Meet Habibi – the Chinese AI uniting 20 Arabic dialects in a Middle East first

Lead author says there are many differences between Arabic dialects and Modern Standard Arabic, which is used in official circumstances

Zhao Ziwen, SCMP, 28 Feb 2026

The paper that presents this new model is called “Habibi: Laying the Open-Source Foundation of Unified-Dialectal Arabic Speech Synthesis”. It was published last month on arXiv, an open-access repository that is not peer-reviewed. I will be interested to hear what Language Log readers think of its prospects.

Led by Shanghai Jiao Tong University’s X-LANCE Lab – one of China’s top audiovisual and language processing research entities – the model is named Habibi, meaning “my dear” in Arabic.

In presenting their findings, the research team spearheaded by Chen Yushen described the project in a paper as “the first open-source framework for unified-dialectal Arabic speech synthesis”.

They introduce a concept that is new to me: "zero-shot".

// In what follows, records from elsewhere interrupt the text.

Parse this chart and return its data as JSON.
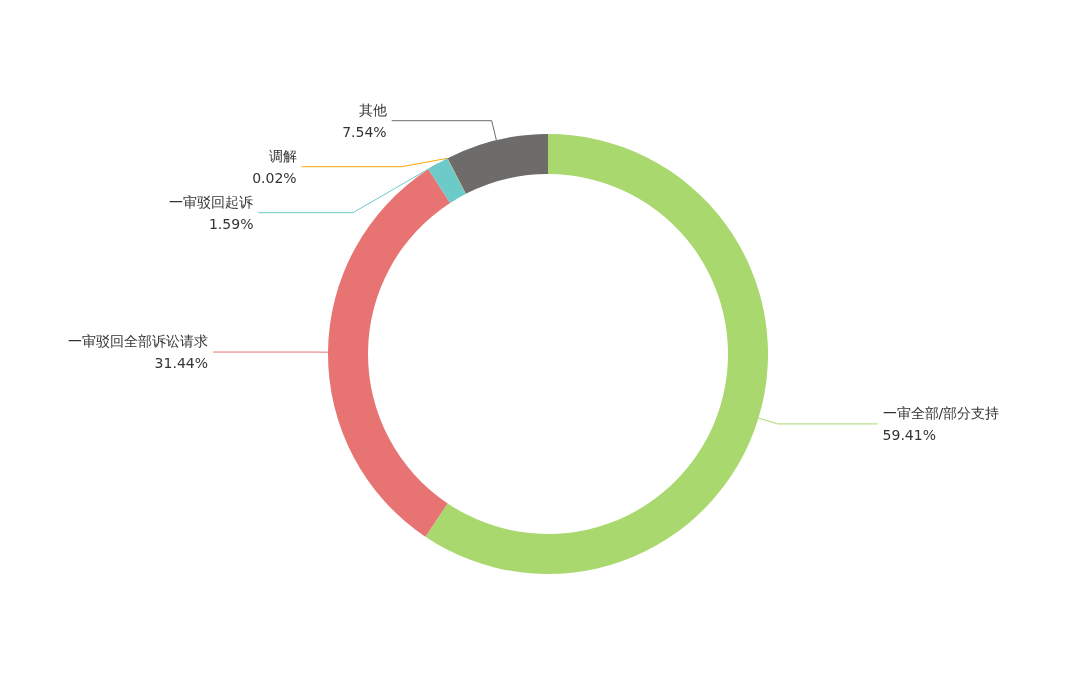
{
  "chart_data": {
    "type": "donut",
    "categories": [
      "一审全部/部分支持",
      "一审驳回全部诉讼请求",
      "一审驳回起诉",
      "调解",
      "其他"
    ],
    "values": [
      59.41,
      31.44,
      1.59,
      0.02,
      7.54
    ],
    "value_labels": [
      "59.41%",
      "31.44%",
      "1.59%",
      "0.02%",
      "7.54%"
    ],
    "colors": [
      "#a9d86e",
      "#e77472",
      "#6ccac9",
      "#ffa500",
      "#6e6b6b"
    ],
    "legend": false
  }
}
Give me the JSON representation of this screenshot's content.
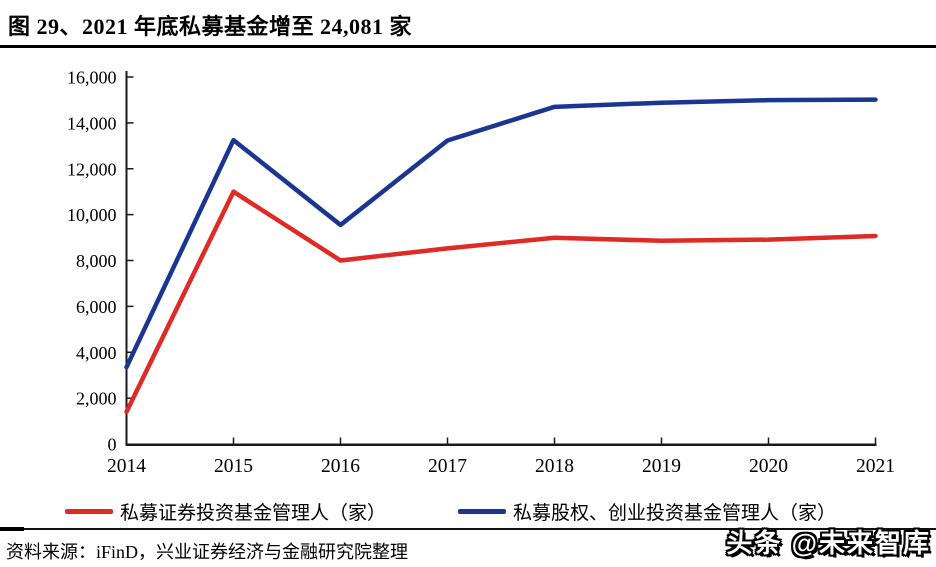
{
  "header": {
    "title": "图 29、2021 年底私募基金增至 24,081 家"
  },
  "footer": {
    "source": "资料来源：iFinD，兴业证券经济与金融研究院整理",
    "watermark": "头条 @未来智库"
  },
  "chart_data": {
    "type": "line",
    "title": "2021 年底私募基金增至 24,081 家",
    "categories": [
      "2014",
      "2015",
      "2016",
      "2017",
      "2018",
      "2019",
      "2020",
      "2021"
    ],
    "series": [
      {
        "name": "私募证券投资基金管理人（家）",
        "color": "#E02A25",
        "values": [
          1400,
          11000,
          8000,
          8530,
          8990,
          8860,
          8910,
          9069
        ]
      },
      {
        "name": "私募股权、创业投资基金管理人（家）",
        "color": "#1A3690",
        "values": [
          3350,
          13250,
          9550,
          13230,
          14700,
          14880,
          14990,
          15012
        ]
      }
    ],
    "ylim": [
      0,
      16000
    ],
    "ytick_step": 2000,
    "ytick_labels": [
      "0",
      "2,000",
      "4,000",
      "6,000",
      "8,000",
      "10,000",
      "12,000",
      "14,000",
      "16,000"
    ],
    "xlabel": "",
    "ylabel": "",
    "grid": false,
    "legend_position": "bottom",
    "axis_color": "#1a1a1a",
    "text_color": "#000000"
  }
}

Habibi has the “zero-shot” ability, meaning the model can easily clone a voice by using just a short reference audio clip, without prior explicit or extensive training. This allows applications in highly efficient and on-the-fly scenarios.

According to Wikipedia,

Zero-shot learning (ZSL) is a problem setup in deep learning where, at test time, a learner observes samples from classes which were not observed during training, and needs to predict the class that they belong to. The name is a play on words based on the earlier concept of one-shot learning, in which classification can be learned from only one, or a few, examples.

Zero-shot methods generally work by associating observed and non-observed classes through some form of auxiliary information, which encodes observable distinguishing properties of objects. For example, given a set of images of animals to be classified, along with auxiliary textual descriptions of what animals look like, an artificial intelligence model which has been trained to recognize horses, but has never been given a zebra, can still recognize a zebra when it also knows that zebras look like striped horses. This problem is widely studied in computer vision, natural language processing, and machine perception.

A zebra can be identified as looking like a striped horse, even if you've never seen a zebra before





In case you're interested, "Habibi" itself is an Arabic word worth learning in one of its 20 plus topolects: Syrian, Egyptian, Jordanian, Levantine…. Because of its wide range of meanings, nuances, and usages, be careful of how, when, and to whom you use it.